A escola e seu olhar apaixonado pelo passado
Da escola, diz-se que tem como objetivo transmitir conhecimentos, procurando, desse modo, desenvolver a personalidade e a sociabilidade do indivíduo. Ainda, que deve ajustar-se às demandas da sociedade, articulando-se em sintonia com os compostos culturais do grupo social no qual está inserida.
Da escola, diz-se ainda que tem a missão de formar cidadãos úteis à comunidade, aptos a agir e reagir às exigências do dia-a-dia, prontos a assumir direitos e deveres; enfim, que tem a responsabilidade de formar o caráter das futuras gerações.
No entanto, atentos observamos, espraiamos nosso olhar para horizontes distantes e nada encontramos que se nos apresente como tal.
Já em relação aos conhecimentos, convém discutir; é possível encontrar um ou outro espaço pedagógico em que haja alguma transmissão dos mesmos: escolas públicas modelo, notadamente as de formação técnica; escolas particulares exemplares, com maior prestígio para as de constituição religiosa; cursinhos preparatórios para vestibulares e concursos… contudo, há uma questão que não deve ser ignorada: quanto desse conhecimento transmitido é pertinente?
E faço o mea-culpa; Depois de anos lecionando língua portuguesa, tenho me perguntado com crescente intensidade e constante inquietação qual a real importância, por exemplo, de ter levado compulsoriamente grupos e grupos de alunos a conseguirem determinar, em um período composto, qual das frases se apresentava como uma legítima Oração Subordinada Substantiva Objetiva Direta.
Outro fato: a escola está a ajustar-se realmente às demandas da sociedade?! Essa escola que não esconde seu desconforto, seu desencanto, sua estranheza com os desconcertos do mundo?!
O mundo, como um trem-bala, segue em constante mutação. A escola, não! A escola se mantém perene; distraída em sua fantasia consequente; envolvida pela tradição.
Apegada ao seu legado de verdades imutáveis, à sua fidalguia com um manto de questionável sabedoria, a escola recusa-se a mudar. Como um cachorro bobo, vive a perseguir o próprio rabo e nunca olha para frente; em alguns raros momentos até olha para os lados; mas está normalmente com o olhar fixo e apaixonado no passado.

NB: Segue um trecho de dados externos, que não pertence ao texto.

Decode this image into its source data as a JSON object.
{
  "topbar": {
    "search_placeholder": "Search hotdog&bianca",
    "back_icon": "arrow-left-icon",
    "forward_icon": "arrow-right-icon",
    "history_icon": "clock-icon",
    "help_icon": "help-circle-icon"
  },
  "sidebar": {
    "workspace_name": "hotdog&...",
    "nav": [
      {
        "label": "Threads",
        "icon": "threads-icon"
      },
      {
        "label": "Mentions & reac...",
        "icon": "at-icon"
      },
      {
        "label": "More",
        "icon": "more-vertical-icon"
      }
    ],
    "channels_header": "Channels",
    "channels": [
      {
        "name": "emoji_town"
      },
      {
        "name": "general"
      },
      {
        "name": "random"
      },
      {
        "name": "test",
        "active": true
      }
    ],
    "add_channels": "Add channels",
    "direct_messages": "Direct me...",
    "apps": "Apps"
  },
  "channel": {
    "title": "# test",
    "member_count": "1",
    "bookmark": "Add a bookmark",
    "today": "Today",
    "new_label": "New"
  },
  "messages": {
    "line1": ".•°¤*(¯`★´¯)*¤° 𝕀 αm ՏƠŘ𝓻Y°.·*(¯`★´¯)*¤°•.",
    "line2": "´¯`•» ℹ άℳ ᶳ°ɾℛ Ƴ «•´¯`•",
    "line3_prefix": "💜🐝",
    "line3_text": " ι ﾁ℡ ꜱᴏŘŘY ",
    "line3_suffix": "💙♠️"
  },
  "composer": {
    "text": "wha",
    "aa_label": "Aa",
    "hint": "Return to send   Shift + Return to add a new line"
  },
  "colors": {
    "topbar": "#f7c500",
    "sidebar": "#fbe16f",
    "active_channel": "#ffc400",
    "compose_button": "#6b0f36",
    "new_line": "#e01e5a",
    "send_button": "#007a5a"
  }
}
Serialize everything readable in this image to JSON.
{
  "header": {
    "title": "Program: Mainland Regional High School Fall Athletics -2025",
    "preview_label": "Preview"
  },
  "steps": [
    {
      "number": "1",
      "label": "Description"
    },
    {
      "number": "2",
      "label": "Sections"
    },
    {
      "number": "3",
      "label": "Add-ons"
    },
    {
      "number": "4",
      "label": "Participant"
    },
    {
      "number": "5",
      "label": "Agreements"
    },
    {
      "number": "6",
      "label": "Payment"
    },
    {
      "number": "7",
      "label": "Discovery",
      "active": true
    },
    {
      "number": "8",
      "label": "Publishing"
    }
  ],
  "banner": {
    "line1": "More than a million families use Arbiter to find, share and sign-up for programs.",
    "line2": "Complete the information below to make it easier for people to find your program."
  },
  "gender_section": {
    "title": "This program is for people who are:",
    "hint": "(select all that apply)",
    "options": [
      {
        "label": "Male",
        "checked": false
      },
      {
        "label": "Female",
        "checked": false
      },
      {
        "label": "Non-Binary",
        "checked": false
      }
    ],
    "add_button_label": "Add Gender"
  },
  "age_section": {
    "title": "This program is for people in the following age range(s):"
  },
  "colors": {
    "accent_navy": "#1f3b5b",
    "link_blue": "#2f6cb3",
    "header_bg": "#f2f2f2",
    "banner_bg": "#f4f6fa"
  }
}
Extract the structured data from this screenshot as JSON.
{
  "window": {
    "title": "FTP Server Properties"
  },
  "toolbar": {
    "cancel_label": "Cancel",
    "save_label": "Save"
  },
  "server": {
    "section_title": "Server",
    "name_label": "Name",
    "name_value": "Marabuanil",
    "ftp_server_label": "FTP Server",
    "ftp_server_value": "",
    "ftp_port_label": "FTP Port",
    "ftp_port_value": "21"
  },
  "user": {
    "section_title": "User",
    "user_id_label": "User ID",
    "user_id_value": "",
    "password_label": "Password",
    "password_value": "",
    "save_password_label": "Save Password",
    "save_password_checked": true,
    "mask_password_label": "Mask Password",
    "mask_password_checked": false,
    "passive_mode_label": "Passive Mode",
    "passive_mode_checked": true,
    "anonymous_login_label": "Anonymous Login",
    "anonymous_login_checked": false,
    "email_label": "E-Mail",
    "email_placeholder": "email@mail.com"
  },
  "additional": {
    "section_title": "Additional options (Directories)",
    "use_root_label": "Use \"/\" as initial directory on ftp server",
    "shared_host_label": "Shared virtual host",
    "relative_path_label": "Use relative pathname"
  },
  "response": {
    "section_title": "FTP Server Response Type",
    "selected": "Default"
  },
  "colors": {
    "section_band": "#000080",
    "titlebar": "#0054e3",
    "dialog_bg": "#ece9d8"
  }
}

É o passado que exerce fascínio absoluto sobre a escola: “naquele tempo” em que se aprendia, em que havia disciplina, em que o professor era respeitado etc. etc. etc. Tempo em que as crianças até diziam amém!
No entanto, no presente… Para que têm servido nossas escolas? Para que a sucessão interminável de horas de angústias torturantes em aulas improdutivas? Para que tanto sofrimento de alunos e professores; esses por que não conseguem atingir os resultados pretendidos, aqueles por não encontrarem qualquer nexo entre o que se estuda e o que se vive; ambos por viverem no extremo abismo do tédio?
Temos visto diariamente a prática escolar da isenção de culpas; professores e gestores insistem que a culpa, se há, está sempre do outro lado do muro, sempre do lado de fora. E não raramente é naquele lugar tão distante, chamado família, que se encontram todos os males; meninos e meninas desajustados, sem objetivos nem limites… É sempre ali, na família, que moram os pecados de uma má educação.
Mas o que tem feito a escola, além de lamuriar-se? Tem feito necessária reflexão acerca de seu papel neste incrível século? Tem buscado compreender a complexa dinâmica social que envolve todos os matizes da transformação do humano?!
O humano passa afinal por uma profunda recriação: dos papéis sexuais aos modos de comunicação; dos espaços familiares às relações globais; da compreensão do universo às extraordinárias descobertas nas estruturas moleculares; da mecânica à física quântica; enfim, a gênese se revela.
E a escola?! A escola segue em sua trama de desperdícios sem quaisquer propósitos; a escola inutiliza recursos humanos e materiais; a escola realiza programas de formação e capacitação sem quaisquer nexos, totalmente despropositais; a escola se perde enfim. Como um confuso viajante do tempo, a escola perde o trem da história e fica aprisionada no passado. É necessário, pois, que resgatemos a escola.
Nota: o texto é datado; primeira década deste século. Note-se que o desastre do modelo pedagógico de então (que se mantém nas escolas brasileiras ainda hoje, 2025) está sendo brutalmente massacrado pelas inteligências artificiais, para as quais, por óbvio, nossos professores se encontram totalmente despreparados.